Виктор закурил следующую папиросу, прищурился от дыма.

– Нет, не всегда, хотя многие из горцев просто впадали в панику, впервые увидев самолет. Но нам четырежды пришлось бомбить аулы Хакмалой и Химой, прежде чем Нажмутдин Гоцинский сдался. В некоторых случаях даже бомбежка не помогала. Тогда комдив Апанасенко приказал брать в плен старейшин, после чего обращались к сопротивляющимся родственникам с ультиматумом: если не сдадутся, то расстреляем заложников. Больше осечек не было. Оружия собрали, на две войны хватит, одних винтовок более двадцати пяти тысяч единиц чеченцы сдали. Подавили восстание. Только чую, горцы еще не раз воевать против нас будут.

Ночью я долго не мог уснуть. Лежал, анализировал полученную информацию – сопоставлял ее с известной мне ранее. За два месяца восстание в Чеченской автономной области было подавлено. Наши потери – до взвода красноармейцев. Блестящая операция! И немалую роль в ней сыграли сотрудники ОГПУ, вовремя арестовавшие информаторов. Силы, брошенные против восставших, были, по сути, ничтожны. Всего-то пять тысяч пехоты и два кавалерийских полка. Преимущество было только в вооружении, но в горной местности это еще не главное. Главное, подход к проблеме. Жесткий и решительный. Горцы только силу уважают…

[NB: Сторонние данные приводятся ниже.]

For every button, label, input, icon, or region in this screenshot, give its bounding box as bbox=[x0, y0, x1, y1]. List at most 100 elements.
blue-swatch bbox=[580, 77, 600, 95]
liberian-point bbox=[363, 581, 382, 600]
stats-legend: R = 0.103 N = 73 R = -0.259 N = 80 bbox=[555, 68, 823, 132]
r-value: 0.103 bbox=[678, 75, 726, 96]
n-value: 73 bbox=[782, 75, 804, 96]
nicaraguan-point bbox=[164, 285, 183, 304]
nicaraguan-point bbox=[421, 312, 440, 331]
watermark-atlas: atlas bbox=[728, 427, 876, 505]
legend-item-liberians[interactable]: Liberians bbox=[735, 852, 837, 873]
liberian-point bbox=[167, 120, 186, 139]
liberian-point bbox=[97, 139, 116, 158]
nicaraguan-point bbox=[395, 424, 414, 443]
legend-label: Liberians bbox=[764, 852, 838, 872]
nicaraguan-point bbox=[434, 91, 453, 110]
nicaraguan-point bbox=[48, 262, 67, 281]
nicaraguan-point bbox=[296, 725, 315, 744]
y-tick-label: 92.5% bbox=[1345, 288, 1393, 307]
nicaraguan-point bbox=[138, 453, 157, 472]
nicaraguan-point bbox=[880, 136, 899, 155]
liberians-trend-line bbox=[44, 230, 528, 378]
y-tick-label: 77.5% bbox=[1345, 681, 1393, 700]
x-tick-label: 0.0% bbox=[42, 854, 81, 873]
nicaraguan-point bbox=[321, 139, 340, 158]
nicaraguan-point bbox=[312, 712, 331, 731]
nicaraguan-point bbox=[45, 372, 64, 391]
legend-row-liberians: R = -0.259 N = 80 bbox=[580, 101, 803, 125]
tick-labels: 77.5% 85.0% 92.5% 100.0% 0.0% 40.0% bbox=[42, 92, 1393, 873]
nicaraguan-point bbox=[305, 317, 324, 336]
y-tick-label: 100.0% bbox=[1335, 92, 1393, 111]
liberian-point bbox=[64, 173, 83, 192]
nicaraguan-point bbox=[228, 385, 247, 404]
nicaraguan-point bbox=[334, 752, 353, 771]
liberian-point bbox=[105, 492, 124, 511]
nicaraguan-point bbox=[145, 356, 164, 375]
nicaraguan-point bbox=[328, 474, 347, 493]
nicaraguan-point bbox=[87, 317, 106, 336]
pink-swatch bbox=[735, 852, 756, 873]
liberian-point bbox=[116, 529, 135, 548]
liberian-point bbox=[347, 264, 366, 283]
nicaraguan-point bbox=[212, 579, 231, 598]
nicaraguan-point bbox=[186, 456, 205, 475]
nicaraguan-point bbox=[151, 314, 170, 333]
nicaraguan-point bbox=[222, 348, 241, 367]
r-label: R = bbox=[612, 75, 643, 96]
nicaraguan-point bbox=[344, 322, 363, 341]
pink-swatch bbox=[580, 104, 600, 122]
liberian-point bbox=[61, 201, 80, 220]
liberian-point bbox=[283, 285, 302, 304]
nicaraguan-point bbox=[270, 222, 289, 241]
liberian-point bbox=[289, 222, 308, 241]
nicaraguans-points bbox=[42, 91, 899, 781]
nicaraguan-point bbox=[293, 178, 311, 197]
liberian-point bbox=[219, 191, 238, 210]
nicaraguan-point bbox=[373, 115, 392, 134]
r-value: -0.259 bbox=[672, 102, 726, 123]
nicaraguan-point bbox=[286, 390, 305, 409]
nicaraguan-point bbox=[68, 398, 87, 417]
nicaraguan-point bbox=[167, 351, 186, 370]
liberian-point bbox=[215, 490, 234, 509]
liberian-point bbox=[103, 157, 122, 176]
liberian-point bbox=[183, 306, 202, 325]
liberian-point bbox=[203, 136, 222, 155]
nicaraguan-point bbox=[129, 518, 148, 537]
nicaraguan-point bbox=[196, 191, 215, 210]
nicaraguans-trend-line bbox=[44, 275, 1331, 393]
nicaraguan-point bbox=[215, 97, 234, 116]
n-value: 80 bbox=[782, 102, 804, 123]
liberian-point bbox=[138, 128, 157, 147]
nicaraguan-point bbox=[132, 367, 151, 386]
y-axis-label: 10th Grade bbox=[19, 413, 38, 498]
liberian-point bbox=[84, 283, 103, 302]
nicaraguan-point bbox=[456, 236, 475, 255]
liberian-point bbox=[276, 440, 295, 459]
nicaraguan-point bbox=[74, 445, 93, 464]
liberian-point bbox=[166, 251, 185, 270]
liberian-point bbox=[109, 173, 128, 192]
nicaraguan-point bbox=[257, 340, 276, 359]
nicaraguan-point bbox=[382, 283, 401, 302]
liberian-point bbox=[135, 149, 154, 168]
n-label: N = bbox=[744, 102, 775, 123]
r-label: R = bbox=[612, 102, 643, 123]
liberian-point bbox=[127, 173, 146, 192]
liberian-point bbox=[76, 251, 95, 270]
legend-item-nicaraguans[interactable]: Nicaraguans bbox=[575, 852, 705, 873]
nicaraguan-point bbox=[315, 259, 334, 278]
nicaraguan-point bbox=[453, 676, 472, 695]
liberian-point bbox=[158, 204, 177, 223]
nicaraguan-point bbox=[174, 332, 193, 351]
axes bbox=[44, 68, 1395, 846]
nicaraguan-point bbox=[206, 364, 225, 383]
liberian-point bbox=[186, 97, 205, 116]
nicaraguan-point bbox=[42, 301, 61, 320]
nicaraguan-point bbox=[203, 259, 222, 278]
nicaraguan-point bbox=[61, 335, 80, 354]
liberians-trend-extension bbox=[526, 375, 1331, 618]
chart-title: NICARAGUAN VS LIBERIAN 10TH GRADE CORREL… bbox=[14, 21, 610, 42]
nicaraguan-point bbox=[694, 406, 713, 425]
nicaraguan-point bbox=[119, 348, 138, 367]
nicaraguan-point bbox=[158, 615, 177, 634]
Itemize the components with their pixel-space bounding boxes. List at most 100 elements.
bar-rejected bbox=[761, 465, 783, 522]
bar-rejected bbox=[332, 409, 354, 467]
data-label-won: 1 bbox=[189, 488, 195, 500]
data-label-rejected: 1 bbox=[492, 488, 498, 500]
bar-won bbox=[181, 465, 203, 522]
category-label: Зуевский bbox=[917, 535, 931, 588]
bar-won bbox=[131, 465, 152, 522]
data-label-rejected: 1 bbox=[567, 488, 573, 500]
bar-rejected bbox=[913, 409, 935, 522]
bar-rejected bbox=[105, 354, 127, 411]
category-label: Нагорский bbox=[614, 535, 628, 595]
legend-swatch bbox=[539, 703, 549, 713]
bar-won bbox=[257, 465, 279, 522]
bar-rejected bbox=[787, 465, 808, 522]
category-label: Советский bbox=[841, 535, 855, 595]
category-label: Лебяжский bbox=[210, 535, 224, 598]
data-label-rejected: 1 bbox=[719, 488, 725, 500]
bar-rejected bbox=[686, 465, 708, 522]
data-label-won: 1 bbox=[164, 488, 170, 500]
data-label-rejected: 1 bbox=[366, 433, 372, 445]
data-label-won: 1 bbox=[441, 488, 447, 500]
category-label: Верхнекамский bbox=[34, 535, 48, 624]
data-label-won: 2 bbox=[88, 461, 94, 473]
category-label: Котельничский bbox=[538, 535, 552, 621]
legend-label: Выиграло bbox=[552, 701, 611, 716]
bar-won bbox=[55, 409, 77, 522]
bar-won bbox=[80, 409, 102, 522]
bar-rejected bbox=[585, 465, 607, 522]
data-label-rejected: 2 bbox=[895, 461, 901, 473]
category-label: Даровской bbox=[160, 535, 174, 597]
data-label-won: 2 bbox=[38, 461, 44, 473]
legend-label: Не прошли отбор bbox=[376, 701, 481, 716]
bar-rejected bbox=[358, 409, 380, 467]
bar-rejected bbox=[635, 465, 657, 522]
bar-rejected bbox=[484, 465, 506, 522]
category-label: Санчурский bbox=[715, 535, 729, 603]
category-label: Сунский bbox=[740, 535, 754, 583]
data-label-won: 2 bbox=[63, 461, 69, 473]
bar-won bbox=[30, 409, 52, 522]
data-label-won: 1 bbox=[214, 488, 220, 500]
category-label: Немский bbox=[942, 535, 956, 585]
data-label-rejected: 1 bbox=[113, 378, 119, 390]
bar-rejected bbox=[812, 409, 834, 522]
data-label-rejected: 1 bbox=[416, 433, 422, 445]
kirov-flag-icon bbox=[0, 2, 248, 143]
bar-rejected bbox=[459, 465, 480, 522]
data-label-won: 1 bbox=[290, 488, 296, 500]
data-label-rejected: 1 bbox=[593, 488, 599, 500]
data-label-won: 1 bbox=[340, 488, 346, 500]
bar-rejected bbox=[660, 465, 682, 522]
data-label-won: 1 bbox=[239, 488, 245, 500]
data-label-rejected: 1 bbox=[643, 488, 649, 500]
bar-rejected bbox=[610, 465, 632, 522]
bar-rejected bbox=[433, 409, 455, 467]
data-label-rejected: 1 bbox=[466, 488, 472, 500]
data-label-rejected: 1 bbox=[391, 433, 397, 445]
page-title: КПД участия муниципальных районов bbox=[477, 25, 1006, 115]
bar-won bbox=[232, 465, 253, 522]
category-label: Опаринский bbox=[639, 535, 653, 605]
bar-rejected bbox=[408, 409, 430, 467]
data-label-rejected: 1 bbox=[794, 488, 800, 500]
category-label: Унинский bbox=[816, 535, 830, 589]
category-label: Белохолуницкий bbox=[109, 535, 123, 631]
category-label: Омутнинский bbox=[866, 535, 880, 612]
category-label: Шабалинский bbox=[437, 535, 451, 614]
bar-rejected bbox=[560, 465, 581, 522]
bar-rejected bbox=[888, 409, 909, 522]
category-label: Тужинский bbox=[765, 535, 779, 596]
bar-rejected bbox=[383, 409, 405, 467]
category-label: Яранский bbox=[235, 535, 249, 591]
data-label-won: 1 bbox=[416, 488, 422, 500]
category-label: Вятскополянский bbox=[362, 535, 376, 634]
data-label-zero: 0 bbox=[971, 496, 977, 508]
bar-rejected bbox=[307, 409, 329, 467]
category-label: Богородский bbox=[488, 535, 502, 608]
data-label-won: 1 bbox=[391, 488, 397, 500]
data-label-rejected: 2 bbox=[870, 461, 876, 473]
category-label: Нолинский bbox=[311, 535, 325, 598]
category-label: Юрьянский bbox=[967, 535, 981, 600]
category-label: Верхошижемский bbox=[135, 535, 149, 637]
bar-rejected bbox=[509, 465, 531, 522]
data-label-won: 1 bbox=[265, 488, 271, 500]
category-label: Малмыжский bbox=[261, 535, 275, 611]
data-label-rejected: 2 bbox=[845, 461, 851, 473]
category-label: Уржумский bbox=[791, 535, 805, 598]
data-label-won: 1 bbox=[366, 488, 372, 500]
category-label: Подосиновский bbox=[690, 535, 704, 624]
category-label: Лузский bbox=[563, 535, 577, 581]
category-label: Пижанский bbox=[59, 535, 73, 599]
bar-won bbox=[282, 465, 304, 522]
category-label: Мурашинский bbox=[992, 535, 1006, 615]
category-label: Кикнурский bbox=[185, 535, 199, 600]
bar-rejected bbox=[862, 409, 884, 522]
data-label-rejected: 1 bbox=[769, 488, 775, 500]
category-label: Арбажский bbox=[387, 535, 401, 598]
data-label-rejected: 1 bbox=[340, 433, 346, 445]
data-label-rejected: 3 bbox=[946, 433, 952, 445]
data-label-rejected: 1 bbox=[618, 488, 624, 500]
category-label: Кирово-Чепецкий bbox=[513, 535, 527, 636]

Глава 15Константин Рукавишников. В погоне за золотом

На станции Шилка два вагона отцепили от поезда, и далее до Сретенска нас тащила «кукушка». Татьяна, несмотря на то, что бойцы нам выделили отдельный отсек, чувствовала себя неуютно и всю дорогу молчала. Ничего не ела, глядела в окно, временами отрывая взгляд, чтобы забить подступавшую тошноту глотком сельтерской. Наконец наши мучения кончились. Вот и Сретенск – маленький городишко на берегу Шилки. В 1897 году к Сретенску подвели Транссибирскую магистраль, и город зажил, зажировал! По Шилке в Амур пошли баржи и пароходы в Хабаровск, Благовещенск… Окрестное население активно занялось торговлей. В городе открылись три банка, сотня торговых фирм, казначейство и таможня. Но счастье продолжалось недолго, всего-то лет двенадцать-тринадцать, а потом была построена КВЖД, и железную дорогу по нашей территории проложили в стороне от Сретенска. Увы, увы, городок обветшал. Остатки былого процветания можно было рассмотреть только в центре города в виде нескольких двухэтажных каменных зданий.

Пока бойцы выгружались, я с женой прошелся по городу, зашли в горсовет, но, к моему огорчению, глава города был не в курсе дела – ни о каких встречающих наш отряд он и слыхом не слыхивал.